Rightly, the government and others such as the London Mayor, want to see these cars out of built-up areas where they cause the most harm from their exhausts. As for the financial questions this throws up for the low-income drivers who use these cars, that’s one for the same politicians to tackle with credible schemes to help those drivers.

Yet diesel still has a highly relevant place in the market. The combined fuel economy of most diesels far exceeds their petrol equivalents in passenger cars. For business drivers and many private users who cover larger distances in their annual motoring, a diesel is the only practical choice given the cost of fuel and maintenance.

Philip Hammond

We also have to look to other diesel-powered machines to see where so much still needs to be addressed. Vans, buses, trucks and many forms of plant all rely on diesel because of the power delivery of these engines and the cost of running them on any other type of fuel. There’s also the convenience of filling up with diesel versus any other alternative fuel source.

So, all of this makes the upcoming Budget a very dangerous occasion for anyone driving a diesel car. The chancellor Philip Hammond wants to assert his green credentials with voters and colleagues, so what better way than to jump on a populist bandwagon?

The fact this bandwagon is rolling along on misinformed and poor data is neither here nor there. So much of that misinformation has come from the government itself that to challenge it would be make themselves look stupid, and no politician wants that.

The result is we have policy being made on the hoof in a knee-jerk manner and it’s being fed with poor information, often from sources that are less than objective.

Diesel forecourt

Among the ideas is one-off diesel taxes for anyone choosing a new car with this type of engine. Another is to tax people every time they buy a diesel car whether it’s new or used. And you can rest assured that will extend to anyone leasing a diesel as the increased cost will have to be passed on in your monthly payment. That’s not the fault of the leasing companies, it’s just plain reality.

Whatever is announced in the Autumn Budget by Mr Hammond, it will be lauded as a great step towards a cleaner, healthier future for all. The fact it’s being done at the expense of a large section of the motoring population and based on poor intelligence is not important.

By the time the real fallout of these poor decisions becomes apparent, the politicians will have moved jobs, be out of government altogether or retired. Regardless of where they are, you can safely bet they won’t be shouldering any responsibility for their actions.

Will the government do anything to resolve this information gap? Sadly, the answer is no. The die has been cast on this subject as politicians have found a rallying cry they can all get behind without fear of contradiction.

Will the government do anything to resolve this information gap?

Should anyone question them, they have the environmental moral high ground to shoot from. The problem is, they are so busy scaling that high ground they are now too far removed from the rest of us down here in the real world.
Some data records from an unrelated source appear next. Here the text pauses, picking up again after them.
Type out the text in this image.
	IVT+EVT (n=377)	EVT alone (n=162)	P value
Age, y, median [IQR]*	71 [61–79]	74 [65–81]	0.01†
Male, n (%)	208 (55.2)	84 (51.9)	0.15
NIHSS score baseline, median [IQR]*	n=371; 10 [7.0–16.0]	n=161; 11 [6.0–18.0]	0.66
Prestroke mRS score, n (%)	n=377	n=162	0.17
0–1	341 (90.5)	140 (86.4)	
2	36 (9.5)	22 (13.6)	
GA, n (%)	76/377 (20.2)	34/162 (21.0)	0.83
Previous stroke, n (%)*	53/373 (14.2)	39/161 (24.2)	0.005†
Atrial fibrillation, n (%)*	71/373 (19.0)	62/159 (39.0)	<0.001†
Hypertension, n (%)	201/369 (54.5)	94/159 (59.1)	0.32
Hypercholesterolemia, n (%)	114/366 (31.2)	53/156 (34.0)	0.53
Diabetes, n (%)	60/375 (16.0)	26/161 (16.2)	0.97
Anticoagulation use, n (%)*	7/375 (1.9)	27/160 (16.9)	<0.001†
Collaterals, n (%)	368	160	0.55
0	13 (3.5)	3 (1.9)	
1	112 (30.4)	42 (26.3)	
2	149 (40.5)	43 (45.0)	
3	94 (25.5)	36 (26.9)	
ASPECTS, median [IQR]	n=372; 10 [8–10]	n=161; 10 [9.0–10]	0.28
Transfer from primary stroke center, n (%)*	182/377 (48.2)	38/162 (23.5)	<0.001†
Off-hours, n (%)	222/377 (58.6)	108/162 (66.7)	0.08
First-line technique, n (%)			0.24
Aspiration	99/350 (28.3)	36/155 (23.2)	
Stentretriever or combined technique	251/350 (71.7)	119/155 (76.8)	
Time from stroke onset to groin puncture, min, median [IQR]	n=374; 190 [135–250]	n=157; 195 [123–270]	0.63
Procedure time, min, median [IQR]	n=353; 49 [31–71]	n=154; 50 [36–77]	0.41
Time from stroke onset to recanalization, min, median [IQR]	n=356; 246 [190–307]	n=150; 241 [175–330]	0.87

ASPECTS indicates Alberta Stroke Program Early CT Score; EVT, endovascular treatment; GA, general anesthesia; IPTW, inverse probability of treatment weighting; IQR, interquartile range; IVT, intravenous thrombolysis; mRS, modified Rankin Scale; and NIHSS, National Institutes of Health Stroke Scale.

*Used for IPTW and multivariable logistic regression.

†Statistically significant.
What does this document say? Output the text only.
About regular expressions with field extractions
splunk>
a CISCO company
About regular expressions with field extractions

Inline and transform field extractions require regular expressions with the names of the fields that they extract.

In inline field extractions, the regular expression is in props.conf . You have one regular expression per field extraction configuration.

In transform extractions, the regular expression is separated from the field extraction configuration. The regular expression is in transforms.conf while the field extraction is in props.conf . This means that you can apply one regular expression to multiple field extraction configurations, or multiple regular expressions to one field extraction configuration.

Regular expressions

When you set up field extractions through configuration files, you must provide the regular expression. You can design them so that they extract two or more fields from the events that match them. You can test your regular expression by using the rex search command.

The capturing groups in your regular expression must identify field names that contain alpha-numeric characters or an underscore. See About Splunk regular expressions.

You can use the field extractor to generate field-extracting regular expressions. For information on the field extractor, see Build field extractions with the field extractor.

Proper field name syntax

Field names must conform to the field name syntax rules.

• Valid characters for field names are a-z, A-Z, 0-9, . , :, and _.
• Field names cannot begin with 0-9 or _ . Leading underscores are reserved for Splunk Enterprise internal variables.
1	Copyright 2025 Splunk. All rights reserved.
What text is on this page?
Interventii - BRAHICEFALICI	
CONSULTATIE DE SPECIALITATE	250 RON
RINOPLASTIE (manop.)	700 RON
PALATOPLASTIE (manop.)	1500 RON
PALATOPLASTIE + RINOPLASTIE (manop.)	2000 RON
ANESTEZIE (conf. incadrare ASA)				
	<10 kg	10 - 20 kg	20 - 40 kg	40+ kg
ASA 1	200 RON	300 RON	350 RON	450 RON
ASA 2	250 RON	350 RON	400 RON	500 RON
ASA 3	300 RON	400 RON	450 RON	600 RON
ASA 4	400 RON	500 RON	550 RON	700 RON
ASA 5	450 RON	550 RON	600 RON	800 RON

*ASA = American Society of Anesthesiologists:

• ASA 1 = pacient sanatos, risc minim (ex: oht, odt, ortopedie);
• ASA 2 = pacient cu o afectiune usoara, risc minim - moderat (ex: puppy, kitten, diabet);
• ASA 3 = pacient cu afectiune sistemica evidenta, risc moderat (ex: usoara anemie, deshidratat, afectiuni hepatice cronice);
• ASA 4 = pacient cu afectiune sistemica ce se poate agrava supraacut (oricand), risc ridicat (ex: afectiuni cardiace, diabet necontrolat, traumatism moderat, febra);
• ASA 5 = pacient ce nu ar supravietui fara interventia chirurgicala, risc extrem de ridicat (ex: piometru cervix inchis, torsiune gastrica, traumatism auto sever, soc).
We all want to drive cleaner, more efficient cars and car companies are building them, and making them better every year. But that’s of no interest to politicians as admitting that would be seen as siding with the enemy. And why bother letting mere facts get in the way of being seen as environmentally aware while also raising some much-needed cash from hard-pressed drivers yet again? It’s easy pickings for the chancellor.

It all boils down more unfair and punitive measures on a section of the driving population who are only doing what they’ve been told is the right thing by a previous government administration. The fact those decisions were made on flaky, self-interested data only shows what a flik-flakking bunch they are, and we’re the ones caught in the middle of it all.

Maybe Bob Lutz is right and we’d all be better off without cars full stop. It might force politicians to look at the facts and realise they made a mistake. But then, who would ever believe that could happen?